Agência Estado
postado em 07/02/2019 08:33
Enquanto a oposição venezuelana acertava com aliados internacionais a entrega de ajuda humanitária na Venezuela para pressionar as Forças Armadas a romper com o presidente Nicolás Maduro, o chavismo reforçou nesta quarta-feira, 6, a segurança em pelo menos um posto de fronteira no Estado de Táchira, na fronteira com a Colômbia.
Segundo analistas de dentro e de fora da Venezuela, a iniciativa é a segunda etapa da estratégia da oposição, articulada com os Estados Unidos, para provocar cisões entre os militares chavistas e derrubar o presidente Maduro.
"A primeira etapa dessa estratégia foi asfixiar as importações venezuelanas com as sanções ao petróleo, que atingem os negócios dos generais", diz o professor de relações internacionais da ESPM Leonardo Trevisan. "Na segunda etapa, os militares, que controlam a fronteira e não participam dos negócios da cúpula, olham para situação e pensam: 'vamos deixar entrar remédios.'"
Ao longo de seu governo, Maduro hipotecou áreas do governo e de empresas estatais para os generais. Hoje, o Exército controla a distribuição de alimentos importados dentro do país e chefia a estatal perolífera PDVSA, responsável por 96% da receita em dólares do Estado venezuelano, além de denúncias de envolvimento com narcotráfico e contrabando.
Com isso, a cúpula militar segue fiel a Maduro, apesar de relatos de insatisfação, principalmente entre o baixo oficialato, que sofre mais com a hiperinflação e a escassez. São os soldados que trabalham na fronteira que são o alvo das investidas do líder opositor, Juan Guaidó, que se declarou presidente interino no mês passado após a Assembleia Nacional, de maioria opositora, considerar a eleição que reelegeu Maduro fraudulenta.

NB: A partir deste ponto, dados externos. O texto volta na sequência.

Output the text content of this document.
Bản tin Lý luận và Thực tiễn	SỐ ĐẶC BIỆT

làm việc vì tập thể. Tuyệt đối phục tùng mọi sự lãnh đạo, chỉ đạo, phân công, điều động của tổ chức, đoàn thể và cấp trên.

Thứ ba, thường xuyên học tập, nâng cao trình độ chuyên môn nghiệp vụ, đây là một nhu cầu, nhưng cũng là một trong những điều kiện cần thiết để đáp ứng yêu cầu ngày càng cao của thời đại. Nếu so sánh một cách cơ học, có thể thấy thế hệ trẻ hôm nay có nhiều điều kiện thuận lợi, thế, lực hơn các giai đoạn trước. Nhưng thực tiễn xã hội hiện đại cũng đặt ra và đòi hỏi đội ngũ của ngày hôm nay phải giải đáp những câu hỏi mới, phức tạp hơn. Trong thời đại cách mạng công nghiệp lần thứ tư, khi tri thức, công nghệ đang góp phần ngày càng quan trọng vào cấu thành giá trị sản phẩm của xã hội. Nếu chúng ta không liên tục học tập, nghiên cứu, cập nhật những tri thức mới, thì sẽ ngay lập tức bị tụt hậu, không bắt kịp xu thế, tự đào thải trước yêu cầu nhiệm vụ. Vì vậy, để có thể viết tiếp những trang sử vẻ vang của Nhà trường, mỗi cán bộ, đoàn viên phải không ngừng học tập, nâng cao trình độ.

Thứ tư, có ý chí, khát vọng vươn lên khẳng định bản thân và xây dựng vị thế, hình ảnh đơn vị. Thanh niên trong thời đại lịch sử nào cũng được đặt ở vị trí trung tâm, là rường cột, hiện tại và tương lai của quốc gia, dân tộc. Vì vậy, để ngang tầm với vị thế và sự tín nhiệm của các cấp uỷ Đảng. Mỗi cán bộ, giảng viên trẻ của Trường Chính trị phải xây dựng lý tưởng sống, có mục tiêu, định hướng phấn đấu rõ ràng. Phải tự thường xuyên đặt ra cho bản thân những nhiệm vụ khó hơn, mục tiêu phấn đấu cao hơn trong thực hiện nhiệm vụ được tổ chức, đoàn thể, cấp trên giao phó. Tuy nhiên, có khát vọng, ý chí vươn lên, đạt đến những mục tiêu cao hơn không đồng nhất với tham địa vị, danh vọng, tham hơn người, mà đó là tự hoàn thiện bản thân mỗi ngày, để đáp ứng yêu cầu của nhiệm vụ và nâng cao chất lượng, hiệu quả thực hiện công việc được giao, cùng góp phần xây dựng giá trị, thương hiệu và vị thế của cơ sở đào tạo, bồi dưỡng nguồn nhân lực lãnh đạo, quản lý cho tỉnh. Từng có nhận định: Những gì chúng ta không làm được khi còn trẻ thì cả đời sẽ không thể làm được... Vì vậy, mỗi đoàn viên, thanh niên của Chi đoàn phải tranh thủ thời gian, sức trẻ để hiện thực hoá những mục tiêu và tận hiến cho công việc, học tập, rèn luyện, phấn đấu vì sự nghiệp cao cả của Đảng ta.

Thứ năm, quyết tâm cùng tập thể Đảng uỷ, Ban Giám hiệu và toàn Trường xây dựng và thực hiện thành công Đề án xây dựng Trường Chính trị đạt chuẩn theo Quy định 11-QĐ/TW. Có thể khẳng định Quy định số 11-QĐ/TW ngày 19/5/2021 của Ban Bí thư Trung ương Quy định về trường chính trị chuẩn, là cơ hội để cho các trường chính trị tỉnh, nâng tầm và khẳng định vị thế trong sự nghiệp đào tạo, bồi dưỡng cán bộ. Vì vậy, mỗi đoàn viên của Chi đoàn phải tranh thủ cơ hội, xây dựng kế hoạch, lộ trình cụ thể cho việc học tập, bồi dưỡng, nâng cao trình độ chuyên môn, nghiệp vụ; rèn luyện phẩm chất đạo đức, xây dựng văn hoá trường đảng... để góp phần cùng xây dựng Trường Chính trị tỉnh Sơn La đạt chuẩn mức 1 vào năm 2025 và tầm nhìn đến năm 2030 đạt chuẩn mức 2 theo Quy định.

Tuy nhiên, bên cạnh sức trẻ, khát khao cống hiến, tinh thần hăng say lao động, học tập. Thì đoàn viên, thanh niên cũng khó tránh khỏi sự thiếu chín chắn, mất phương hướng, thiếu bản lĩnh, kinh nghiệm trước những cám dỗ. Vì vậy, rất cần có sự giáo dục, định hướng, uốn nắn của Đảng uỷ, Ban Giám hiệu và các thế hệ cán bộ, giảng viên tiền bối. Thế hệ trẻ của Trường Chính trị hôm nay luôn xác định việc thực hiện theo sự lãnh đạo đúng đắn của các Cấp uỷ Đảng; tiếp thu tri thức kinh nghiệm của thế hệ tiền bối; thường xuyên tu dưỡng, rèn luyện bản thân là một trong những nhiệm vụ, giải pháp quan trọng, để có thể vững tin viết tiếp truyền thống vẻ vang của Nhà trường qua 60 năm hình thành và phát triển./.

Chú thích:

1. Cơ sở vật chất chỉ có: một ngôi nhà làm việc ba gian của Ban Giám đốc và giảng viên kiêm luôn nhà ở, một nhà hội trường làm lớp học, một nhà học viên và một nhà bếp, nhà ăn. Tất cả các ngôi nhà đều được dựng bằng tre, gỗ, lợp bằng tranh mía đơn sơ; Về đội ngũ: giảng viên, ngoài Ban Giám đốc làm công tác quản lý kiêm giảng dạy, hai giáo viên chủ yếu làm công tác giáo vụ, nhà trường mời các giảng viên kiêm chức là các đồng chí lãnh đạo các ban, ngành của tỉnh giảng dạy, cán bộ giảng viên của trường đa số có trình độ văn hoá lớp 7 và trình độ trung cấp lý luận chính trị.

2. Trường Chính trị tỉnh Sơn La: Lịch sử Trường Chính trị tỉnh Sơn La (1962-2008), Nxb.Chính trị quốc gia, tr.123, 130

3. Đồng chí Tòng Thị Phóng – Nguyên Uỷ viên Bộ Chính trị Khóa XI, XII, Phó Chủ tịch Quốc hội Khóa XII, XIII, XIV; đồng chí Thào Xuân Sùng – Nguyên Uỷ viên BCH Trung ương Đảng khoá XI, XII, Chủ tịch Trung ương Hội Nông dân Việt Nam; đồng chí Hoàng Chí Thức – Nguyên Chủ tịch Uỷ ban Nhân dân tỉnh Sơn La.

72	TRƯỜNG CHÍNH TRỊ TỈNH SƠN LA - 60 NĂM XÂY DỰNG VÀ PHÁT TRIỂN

"Uma nova ordem às Forças Armadas: que permitam o ingresso de ajuda humanitária para atender a suas famílias que certamente precisam de alimentos e remédios", afirmou Guaidó.
O impasse é agravado pelo fato de a oposição não controlar nenhuma parte do território venezuelano. "A abordagem da oposição e dos EUA é uma estratégia intervencionista, que fere princípios de direito internacional", acrescenta Trevisan.
"A Guerra dos Bálcãs e a da Síria deixaram isso claro: é muito difícil fazer a distinção entre um corredor humanitário e uma intervenção militar. E, quando o corredor é utilizado, há uma tendência de que isso ocorra sob a égide da ONU."
Ainda não está claro, no entanto, o nível de coesão das Forças Armadas, nem seu grau de lealdade a Maduro. Apenas um general e um coronel romperam publicamente com o governo nos últimos dias.
"O problema é que o Exército é uma caixa-preta. Ninguém sabe o que acontece lá dentro", avalia Luis Vicente León, do Instituto Datanálisis, sobre as chances de cisão militar. "A oposição tenta com as sanções e com a oferta de ajuda provocar o governo: ou aceita a ajuda ou impede à força sua entrada, provocando os Estados Unidos."
Para o coordenador da área internacional do partido de oposição Voluntad Popular, Manuel Avendaño, a entrada de ajuda servirá para medir o grau de lealdade dos generais a Maduro. A resposta, disse ele ao jornal O Estado de S. Paulo, virá ainda esta semana.
Nesta quarta, militares fecharam a passagem na ponte de Tienditas, que liga as cidades de Cúcuta, na Colômbia, e Ureña, na Venezuela, com o auxílio de uma cerca improvisada e de carrocerias de caminhões. Maduro nega a possibilidade de aceitar ajuda internacional, considerando-a uma "desculpa" para iniciar uma intervenção militar.
Entidades de ajuda humanitária, como o Comitê Internacional da Cruz Vermelha, pediram nesta quarta que a entrega de alimentos e remédios não seja politizada pelos envolvidos na crise. As informações são do jornal O Estado de S. Paulo.